The Cornish pasty arrived in Michigan’s Upper Peninsula (U.P.) in the 1840s, just a few years after Michigan’s present-day boundaries were carved out of the former Northwest Territory. Adventurers crossed the Straits of Mackinac to the isolated U.P. to prospect for minerals, discovering significant iron and copper deposits beneath the northern forests. Experienced miners from Cornwall immigrated to help develop the mines, bringing pasty-making with them. Although Cornish migration was soon supplanted by much larger waves of Finns and Italians, the pasty took hold as a traditional miners’ food.

In their seminal study of the Cornish pasty in Northern Michigan, folklorists William and Yvonne Lockwood describe how the pasty was adopted by Finnish and Italian miners, who looked to their Cornish supervisors for cues on how to behave in American culture. By the mid-20th century, the pasty was so firmly entrenched among all the Upper Peninsula’s ethnic groups that it was common to find locals who assumed that the pasty was of Finnish or even Italian origin. Each culture had their own take on the traditional recipe, with the Finns often controversially substituting carrots for the traditional rutabaga. Other locals emphasized the pasty’s true origins, referring to the dish as the “Cousin Jack mouth organ”—that is, a Cornishman’s harmonica.

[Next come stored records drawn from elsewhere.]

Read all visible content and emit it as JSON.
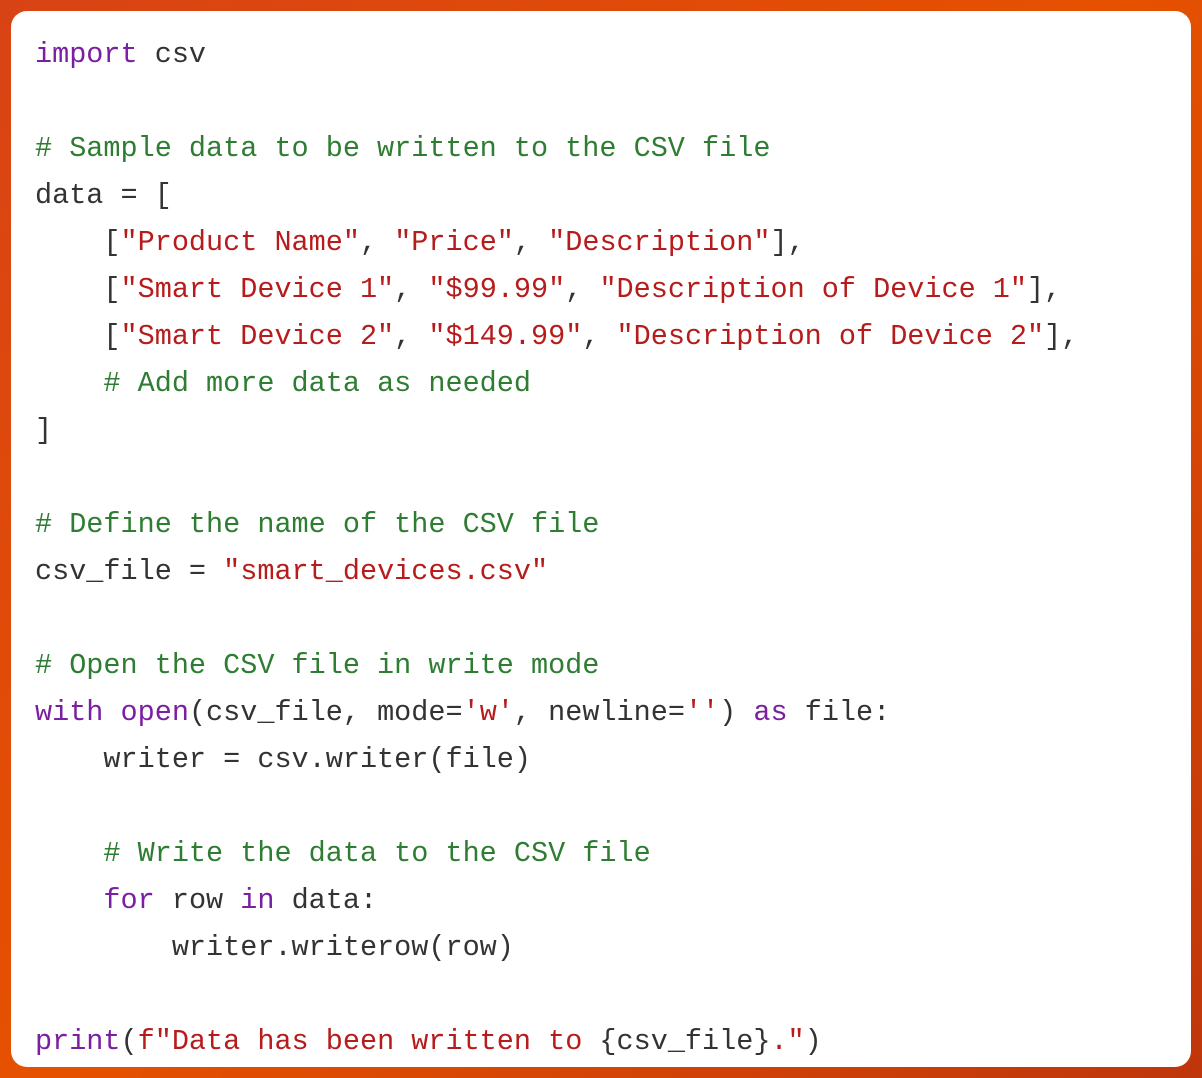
{
  "code": {
    "lines": [
      [
        {
          "cls": "tok-keyword",
          "text": "import"
        },
        {
          "cls": "tok-text",
          "text": " csv"
        }
      ],
      [],
      [
        {
          "cls": "tok-comment",
          "text": "# Sample data to be written to the CSV file"
        }
      ],
      [
        {
          "cls": "tok-text",
          "text": "data = ["
        }
      ],
      [
        {
          "cls": "tok-text",
          "text": "    ["
        },
        {
          "cls": "tok-string",
          "text": "\"Product Name\""
        },
        {
          "cls": "tok-text",
          "text": ", "
        },
        {
          "cls": "tok-string",
          "text": "\"Price\""
        },
        {
          "cls": "tok-text",
          "text": ", "
        },
        {
          "cls": "tok-string",
          "text": "\"Description\""
        },
        {
          "cls": "tok-text",
          "text": "],"
        }
      ],
      [
        {
          "cls": "tok-text",
          "text": "    ["
        },
        {
          "cls": "tok-string",
          "text": "\"Smart Device 1\""
        },
        {
          "cls": "tok-text",
          "text": ", "
        },
        {
          "cls": "tok-string",
          "text": "\"$99.99\""
        },
        {
          "cls": "tok-text",
          "text": ", "
        },
        {
          "cls": "tok-string",
          "text": "\"Description of Device 1\""
        },
        {
          "cls": "tok-text",
          "text": "],"
        }
      ],
      [
        {
          "cls": "tok-text",
          "text": "    ["
        },
        {
          "cls": "tok-string",
          "text": "\"Smart Device 2\""
        },
        {
          "cls": "tok-text",
          "text": ", "
        },
        {
          "cls": "tok-string",
          "text": "\"$149.99\""
        },
        {
          "cls": "tok-text",
          "text": ", "
        },
        {
          "cls": "tok-string",
          "text": "\"Description of Device 2\""
        },
        {
          "cls": "tok-text",
          "text": "],"
        }
      ],
      [
        {
          "cls": "tok-text",
          "text": "    "
        },
        {
          "cls": "tok-comment",
          "text": "# Add more data as needed"
        }
      ],
      [
        {
          "cls": "tok-text",
          "text": "]"
        }
      ],
      [],
      [
        {
          "cls": "tok-comment",
          "text": "# Define the name of the CSV file"
        }
      ],
      [
        {
          "cls": "tok-text",
          "text": "csv_file = "
        },
        {
          "cls": "tok-string",
          "text": "\"smart_devices.csv\""
        }
      ],
      [],
      [
        {
          "cls": "tok-comment",
          "text": "# Open the CSV file in write mode"
        }
      ],
      [
        {
          "cls": "tok-keyword",
          "text": "with"
        },
        {
          "cls": "tok-text",
          "text": " "
        },
        {
          "cls": "tok-builtin",
          "text": "open"
        },
        {
          "cls": "tok-text",
          "text": "(csv_file, mode="
        },
        {
          "cls": "tok-string",
          "text": "'w'"
        },
        {
          "cls": "tok-text",
          "text": ", newline="
        },
        {
          "cls": "tok-string",
          "text": "''"
        },
        {
          "cls": "tok-text",
          "text": ") "
        },
        {
          "cls": "tok-keyword",
          "text": "as"
        },
        {
          "cls": "tok-text",
          "text": " file:"
        }
      ],
      [
        {
          "cls": "tok-text",
          "text": "    writer = csv.writer(file)"
        }
      ],
      [],
      [
        {
          "cls": "tok-text",
          "text": "    "
        },
        {
          "cls": "tok-comment",
          "text": "# Write the data to the CSV file"
        }
      ],
      [
        {
          "cls": "tok-text",
          "text": "    "
        },
        {
          "cls": "tok-keyword",
          "text": "for"
        },
        {
          "cls": "tok-text",
          "text": " row "
        },
        {
          "cls": "tok-keyword",
          "text": "in"
        },
        {
          "cls": "tok-text",
          "text": " data:"
        }
      ],
      [
        {
          "cls": "tok-text",
          "text": "        writer.writerow(row)"
        }
      ],
      [],
      [
        {
          "cls": "tok-builtin",
          "text": "print"
        },
        {
          "cls": "tok-text",
          "text": "("
        },
        {
          "cls": "tok-string",
          "text": "f\"Data has been written to "
        },
        {
          "cls": "tok-text",
          "text": "{csv_file}"
        },
        {
          "cls": "tok-string",
          "text": ".\""
        },
        {
          "cls": "tok-text",
          "text": ")"
        }
      ]
    ]
  }
}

After the 1957 Mackinac Bridge opened the Upper Peninsula for tourism from southern Michigan, the pasty shifted from being a food mainly cooked at home by U.P. locals (known as “Yoopers”) to one sold at restaurants to visitors from southern Michigan and beyond (playfully derided as “Fudgies” for their preferred dessert). In a moment of Yooper-Fudgie unity, Gov. George Romney declared May 24, 1968 to be the first statewide Michigan Pasty Day.